En réponse, M. Thierry Breton, ministre de l'économie, des finances et de l'industrie, a apporté les précisions suivantes.

Prenant appui sur son expérience passée de chef d'entreprise, et en particulier de responsable de deux entreprises cotées appartenant au CAC 40, il a expliqué que les cessions, fusions et autres OPA étaient des instruments normaux de gestion des affaires. Plus précisément, il a indiqué que l'OPA, loin d'être un terme guerrier, constituait une garantie offerte aux actionnaires, que la plupart de ces offres étaient amicales et qu'en tout état de cause, pour être réussies, ces opérations devaient être favorables autant aux « stakeholders », c'est-à-dire les parties prenantes telles que les clients, les salariés, les collectivités territoriales, les Etats, qu'aux « shareholders », c'est-à-dire les actionnaires, y compris lorsqu'elles étaient hostiles. Rappelant quelques exemples récents d'OPA exclusivement financières, comme le rapprochement d'AOL et de Time Warner ou celui de Vivendi et de Seagram, il a estimé que la réussite d'une OPA s'appuyait sur l'existence d'un véritable projet industriel associé à un projet social, ainsi que l'attention portée au mariage des cultures d'entreprise et à la définition d'une nouvelle gouvernance.

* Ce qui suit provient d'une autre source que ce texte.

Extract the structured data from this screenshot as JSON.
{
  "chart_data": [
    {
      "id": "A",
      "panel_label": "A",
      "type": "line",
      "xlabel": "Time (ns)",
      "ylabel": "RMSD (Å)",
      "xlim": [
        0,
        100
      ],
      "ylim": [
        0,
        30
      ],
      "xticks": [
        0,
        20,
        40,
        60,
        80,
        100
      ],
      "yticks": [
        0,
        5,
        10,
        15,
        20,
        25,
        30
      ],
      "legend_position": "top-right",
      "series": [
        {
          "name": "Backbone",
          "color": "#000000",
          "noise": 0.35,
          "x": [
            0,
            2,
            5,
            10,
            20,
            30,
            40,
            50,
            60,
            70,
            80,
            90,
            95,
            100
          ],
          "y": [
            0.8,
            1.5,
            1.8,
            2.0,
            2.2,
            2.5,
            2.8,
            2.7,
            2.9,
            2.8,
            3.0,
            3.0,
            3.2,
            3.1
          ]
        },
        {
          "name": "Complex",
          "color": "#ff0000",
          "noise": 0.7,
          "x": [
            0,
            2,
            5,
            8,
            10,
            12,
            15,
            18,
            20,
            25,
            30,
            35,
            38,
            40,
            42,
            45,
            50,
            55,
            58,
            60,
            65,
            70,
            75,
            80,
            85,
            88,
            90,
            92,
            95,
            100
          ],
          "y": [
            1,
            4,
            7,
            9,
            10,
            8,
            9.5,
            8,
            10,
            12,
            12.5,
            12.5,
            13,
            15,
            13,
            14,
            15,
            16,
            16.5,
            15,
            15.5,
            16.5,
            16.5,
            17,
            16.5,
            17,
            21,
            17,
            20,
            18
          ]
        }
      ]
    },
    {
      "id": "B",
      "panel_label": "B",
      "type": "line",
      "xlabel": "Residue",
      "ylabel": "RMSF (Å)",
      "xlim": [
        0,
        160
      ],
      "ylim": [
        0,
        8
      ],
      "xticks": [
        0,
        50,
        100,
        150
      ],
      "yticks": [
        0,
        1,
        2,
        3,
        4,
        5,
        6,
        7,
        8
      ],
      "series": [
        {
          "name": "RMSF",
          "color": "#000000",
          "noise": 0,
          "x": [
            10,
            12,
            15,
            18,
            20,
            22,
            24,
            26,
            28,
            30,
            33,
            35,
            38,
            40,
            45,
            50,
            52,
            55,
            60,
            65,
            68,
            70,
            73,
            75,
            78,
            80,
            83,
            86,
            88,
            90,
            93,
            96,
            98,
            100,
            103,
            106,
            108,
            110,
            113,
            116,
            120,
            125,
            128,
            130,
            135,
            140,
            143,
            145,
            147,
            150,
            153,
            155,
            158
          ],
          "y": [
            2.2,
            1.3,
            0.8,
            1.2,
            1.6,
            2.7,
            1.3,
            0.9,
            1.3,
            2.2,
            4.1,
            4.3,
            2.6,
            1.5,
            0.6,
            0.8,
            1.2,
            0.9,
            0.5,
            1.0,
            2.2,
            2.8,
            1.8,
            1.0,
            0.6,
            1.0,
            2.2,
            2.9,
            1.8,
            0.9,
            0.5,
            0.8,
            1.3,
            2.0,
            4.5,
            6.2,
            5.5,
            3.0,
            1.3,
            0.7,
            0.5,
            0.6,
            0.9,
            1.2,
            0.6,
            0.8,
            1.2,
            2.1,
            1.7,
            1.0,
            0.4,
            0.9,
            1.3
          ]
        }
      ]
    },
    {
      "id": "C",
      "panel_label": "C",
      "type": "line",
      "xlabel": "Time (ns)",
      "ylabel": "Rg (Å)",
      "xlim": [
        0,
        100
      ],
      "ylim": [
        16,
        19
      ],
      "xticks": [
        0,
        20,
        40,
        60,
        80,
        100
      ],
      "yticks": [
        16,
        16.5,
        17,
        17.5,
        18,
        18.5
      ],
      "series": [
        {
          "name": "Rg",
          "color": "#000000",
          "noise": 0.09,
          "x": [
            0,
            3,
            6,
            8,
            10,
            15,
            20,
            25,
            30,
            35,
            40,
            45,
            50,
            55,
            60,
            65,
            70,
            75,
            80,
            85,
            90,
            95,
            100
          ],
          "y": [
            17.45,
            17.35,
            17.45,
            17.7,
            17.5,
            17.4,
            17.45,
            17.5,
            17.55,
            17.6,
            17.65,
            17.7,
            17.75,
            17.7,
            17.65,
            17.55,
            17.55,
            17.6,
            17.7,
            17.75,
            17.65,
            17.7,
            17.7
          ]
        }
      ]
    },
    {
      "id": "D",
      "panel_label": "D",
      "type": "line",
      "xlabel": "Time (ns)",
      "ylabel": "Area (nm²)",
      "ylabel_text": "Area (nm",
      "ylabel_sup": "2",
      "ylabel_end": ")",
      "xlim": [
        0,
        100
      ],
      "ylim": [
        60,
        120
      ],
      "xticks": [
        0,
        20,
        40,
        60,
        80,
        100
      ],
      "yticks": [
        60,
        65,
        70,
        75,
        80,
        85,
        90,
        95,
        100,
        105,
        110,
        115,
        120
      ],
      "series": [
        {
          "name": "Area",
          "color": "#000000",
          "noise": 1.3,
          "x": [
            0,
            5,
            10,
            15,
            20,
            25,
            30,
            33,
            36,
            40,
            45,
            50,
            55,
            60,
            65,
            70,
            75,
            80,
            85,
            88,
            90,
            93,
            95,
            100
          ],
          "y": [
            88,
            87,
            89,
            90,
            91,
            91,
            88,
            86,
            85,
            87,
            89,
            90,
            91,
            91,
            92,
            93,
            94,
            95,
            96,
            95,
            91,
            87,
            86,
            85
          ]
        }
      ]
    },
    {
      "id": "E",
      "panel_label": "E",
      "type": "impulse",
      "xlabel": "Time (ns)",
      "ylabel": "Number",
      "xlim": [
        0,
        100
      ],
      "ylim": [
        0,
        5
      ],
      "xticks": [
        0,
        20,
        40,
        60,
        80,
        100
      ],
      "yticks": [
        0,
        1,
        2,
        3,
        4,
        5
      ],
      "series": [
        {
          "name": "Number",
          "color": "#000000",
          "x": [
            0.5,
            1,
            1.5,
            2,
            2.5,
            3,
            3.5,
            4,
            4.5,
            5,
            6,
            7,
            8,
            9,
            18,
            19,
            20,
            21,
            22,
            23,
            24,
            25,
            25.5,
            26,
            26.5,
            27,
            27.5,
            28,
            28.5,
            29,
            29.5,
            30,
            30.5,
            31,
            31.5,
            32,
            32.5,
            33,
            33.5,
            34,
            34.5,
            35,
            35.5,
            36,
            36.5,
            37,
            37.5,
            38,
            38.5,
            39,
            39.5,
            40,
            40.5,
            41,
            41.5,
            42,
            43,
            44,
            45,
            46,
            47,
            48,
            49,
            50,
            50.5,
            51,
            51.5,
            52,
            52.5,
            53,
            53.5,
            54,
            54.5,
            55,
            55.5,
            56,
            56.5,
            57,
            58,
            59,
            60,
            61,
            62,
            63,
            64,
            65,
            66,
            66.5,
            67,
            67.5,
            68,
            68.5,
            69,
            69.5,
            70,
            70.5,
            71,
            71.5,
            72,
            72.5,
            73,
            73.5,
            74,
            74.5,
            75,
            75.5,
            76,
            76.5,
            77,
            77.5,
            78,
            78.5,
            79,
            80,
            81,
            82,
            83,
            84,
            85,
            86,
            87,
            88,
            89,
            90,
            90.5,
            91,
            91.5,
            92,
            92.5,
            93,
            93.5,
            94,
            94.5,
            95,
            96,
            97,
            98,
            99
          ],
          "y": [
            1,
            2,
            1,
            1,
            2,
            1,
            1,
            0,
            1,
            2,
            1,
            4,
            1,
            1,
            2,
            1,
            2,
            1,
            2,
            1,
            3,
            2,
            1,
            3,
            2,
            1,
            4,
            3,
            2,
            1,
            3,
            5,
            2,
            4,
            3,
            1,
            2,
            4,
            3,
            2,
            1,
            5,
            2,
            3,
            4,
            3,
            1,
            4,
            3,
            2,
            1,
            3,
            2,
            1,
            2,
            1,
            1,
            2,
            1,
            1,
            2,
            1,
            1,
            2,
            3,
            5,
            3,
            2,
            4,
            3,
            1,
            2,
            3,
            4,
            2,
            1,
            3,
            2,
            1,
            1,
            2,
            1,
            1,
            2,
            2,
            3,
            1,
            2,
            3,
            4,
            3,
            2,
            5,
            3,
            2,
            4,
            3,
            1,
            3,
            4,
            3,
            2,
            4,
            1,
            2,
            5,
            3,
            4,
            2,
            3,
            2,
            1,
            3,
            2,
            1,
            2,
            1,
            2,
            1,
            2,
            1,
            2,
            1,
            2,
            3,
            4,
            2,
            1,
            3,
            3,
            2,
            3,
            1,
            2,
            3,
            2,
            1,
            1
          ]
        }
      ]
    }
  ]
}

Puis récusant toute idée de protectionnisme du gouvernement français face à l'OPA hostile menée par le groupe de droit hollandais Mittal Steel sur le groupe de droit luxembourgeois Arcelor, M. Thierry Breton, ministre de l'économie, des finances et de l'industrie, a déclaré que les réserves qu'il avait exprimées visaient à souligner l'absence apparente de projet industriel et à réhabiliter la parole de l'Etat français en tant que « stakeholder » dans une opération aussi lourde. Soulignant que les marchés financiers ne pouvaient pas avoir le monopole de la parole, il a manifesté le souhait que la distinction entre Etat actionnaire, Etat régulateur et Etat « partie prenante », qu'il souhaite voir reconnue, autorise l'examen attentif de la vie des affaires dans les secteurs importants et l'expression de la puissance publique, sachant que la décision de répondre favorablement ou non à une OPA appartenait naturellement in fine aux actionnaires. Observant que les Etats anglo-saxons avaient depuis longtemps adopté cette façon de procéder, il a conclu en indiquant qu'en agissant ainsi, il s'inscrivait dans une démarche moderne, qui n'était ni « ringarde », ni protectionniste.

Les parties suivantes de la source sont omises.